God, i wish they'd go back to uni!


Dad you should have pulled out then.
Reply 4
Original post by Gorwell
Dad you should have pulled out then.

Wise words.

They don't tell you about students in the 'how to be a great dad' manual. I want a refund.
Original post by just a dad
Wise words.

They don't tell you about students in the 'how to be a great dad' manual. I want a refund.

Happily - you'll need to return it in its original packaging.
Reply 6
Original post by just a dad
Wise words.

They don't tell you about students in the 'how to be a great dad' manual. I want a refund.

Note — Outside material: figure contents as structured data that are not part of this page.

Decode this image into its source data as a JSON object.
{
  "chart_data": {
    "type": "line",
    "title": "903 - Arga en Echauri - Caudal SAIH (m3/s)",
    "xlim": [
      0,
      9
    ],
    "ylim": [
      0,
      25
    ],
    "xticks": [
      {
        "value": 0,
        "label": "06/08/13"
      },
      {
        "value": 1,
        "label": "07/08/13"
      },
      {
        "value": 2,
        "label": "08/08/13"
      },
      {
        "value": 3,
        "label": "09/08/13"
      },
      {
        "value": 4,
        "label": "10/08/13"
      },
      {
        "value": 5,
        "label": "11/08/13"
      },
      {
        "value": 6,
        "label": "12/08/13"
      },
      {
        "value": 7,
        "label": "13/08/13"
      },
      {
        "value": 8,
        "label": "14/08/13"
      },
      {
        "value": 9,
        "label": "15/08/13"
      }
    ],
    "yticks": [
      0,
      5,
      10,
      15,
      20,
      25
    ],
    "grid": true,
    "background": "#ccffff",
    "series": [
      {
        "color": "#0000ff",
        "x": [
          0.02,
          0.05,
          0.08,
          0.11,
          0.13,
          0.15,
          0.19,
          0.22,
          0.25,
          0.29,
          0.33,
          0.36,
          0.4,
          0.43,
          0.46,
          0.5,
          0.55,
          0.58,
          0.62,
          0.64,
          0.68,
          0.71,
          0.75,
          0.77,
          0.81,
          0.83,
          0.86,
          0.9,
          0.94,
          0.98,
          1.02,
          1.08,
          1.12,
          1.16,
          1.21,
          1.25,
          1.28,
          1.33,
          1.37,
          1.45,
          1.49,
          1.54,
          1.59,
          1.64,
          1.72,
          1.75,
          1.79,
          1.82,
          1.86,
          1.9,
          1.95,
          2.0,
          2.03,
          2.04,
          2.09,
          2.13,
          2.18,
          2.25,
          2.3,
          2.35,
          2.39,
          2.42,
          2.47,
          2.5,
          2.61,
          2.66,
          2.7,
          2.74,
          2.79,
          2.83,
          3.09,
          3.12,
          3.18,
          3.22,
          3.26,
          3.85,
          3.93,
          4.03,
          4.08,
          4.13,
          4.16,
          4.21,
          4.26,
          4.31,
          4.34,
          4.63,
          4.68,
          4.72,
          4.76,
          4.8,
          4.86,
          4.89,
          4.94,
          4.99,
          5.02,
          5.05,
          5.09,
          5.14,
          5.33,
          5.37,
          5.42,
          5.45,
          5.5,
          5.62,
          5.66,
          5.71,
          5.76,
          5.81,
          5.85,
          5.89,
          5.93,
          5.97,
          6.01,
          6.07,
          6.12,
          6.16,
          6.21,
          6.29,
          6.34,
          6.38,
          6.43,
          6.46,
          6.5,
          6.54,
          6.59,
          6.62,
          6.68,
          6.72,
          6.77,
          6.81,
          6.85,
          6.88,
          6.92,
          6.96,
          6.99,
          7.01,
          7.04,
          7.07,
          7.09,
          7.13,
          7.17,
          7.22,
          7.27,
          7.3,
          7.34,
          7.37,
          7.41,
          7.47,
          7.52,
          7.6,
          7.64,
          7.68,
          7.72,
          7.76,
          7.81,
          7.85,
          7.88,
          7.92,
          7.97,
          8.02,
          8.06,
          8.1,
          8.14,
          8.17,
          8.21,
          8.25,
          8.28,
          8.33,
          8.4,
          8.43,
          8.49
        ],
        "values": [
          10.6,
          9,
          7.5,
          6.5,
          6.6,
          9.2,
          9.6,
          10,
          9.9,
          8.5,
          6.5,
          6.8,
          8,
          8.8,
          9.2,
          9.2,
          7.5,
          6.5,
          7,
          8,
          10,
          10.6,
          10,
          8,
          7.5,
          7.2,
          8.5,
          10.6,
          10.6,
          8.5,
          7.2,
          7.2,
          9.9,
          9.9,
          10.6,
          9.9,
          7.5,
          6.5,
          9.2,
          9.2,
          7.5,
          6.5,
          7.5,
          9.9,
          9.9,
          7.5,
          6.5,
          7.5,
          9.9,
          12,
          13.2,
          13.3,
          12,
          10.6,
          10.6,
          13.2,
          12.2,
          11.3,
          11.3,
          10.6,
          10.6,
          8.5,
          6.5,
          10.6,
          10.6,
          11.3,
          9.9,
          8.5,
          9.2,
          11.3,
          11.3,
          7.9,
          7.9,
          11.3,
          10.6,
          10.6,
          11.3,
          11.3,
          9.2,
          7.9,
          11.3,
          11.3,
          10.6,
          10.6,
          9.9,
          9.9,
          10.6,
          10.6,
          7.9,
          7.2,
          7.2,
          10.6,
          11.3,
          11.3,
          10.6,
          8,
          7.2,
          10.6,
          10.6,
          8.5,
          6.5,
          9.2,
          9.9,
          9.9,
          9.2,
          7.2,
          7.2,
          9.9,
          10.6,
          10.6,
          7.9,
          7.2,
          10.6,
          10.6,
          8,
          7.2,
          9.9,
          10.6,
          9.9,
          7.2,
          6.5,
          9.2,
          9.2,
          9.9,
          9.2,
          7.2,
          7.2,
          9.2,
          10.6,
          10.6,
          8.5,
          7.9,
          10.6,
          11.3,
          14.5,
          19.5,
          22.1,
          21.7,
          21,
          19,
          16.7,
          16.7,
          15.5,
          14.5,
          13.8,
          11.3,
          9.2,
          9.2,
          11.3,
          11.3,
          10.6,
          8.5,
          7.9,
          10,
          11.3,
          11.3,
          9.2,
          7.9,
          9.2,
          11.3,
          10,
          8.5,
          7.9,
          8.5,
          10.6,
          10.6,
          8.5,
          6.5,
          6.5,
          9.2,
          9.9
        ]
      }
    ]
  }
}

You have been ripped off dad! We don't get any better. You should get compensation for this.
Reply 7
Original post by Gorwell
You have been ripped off dad! We don't get any better. You should get compensation for this.

Too bloody right.
Unpaid taxi service, message taker, peace-keeper (it should be mandatory for every UN delegate to be a parent ... of at least two children), refuse collector, bank of dad on special super dooper terms for children, agony uncle ...
Reply 8
Original post by jamez870
Man up

I have thought about just kicking them out and changing the locks. Reasonable?
Reply 9
Original post by just a dad
Too bloody right.
Unpaid taxi service, message taker, peace-keeper (it should be mandatory for every UN delegate to be a parent ... of at least two children), refuse collector, bank of dad on special super dooper terms for children, agony uncle ...


All because you weren't quick with taking dat winky out. Feel for you bro.
Reply 10
Original post by Gorwell
All because you weren't quick with taking dat winky out. Feel for you bro.

Just make sure you learn from my mistakes!
shoulda worn a condom
Reply 12
Original post by Smaug123
Happily - you'll need to return it in its original packaging.

The children or the manual?
Reply 13
Original post by I'veGotAHadron
shoulda worn a condom

In my day we had to knit them. Reusable, but not terribly effective.
Original post by just a dad
Just make sure you learn from my mistakes!


Thanks for the advice dad. I'm a girl so I'll make sure that if I ever do develop a winky to do just that!
Reply 15
Original post by Gorwell
Thanks for the advice dad. I'm a girl so I'll make sure that if I ever do develop a winky to do just that!

If he tells you he's on the pill, don't believe him. He's making it up.
This is golden! top bloke
Original post by just a dad
The children or the manual?

The former, naturally.
Original post by just a dad
If he tells you he's on the pill, don't believe him. He's making it up.


What if I told you that I was having your son's child?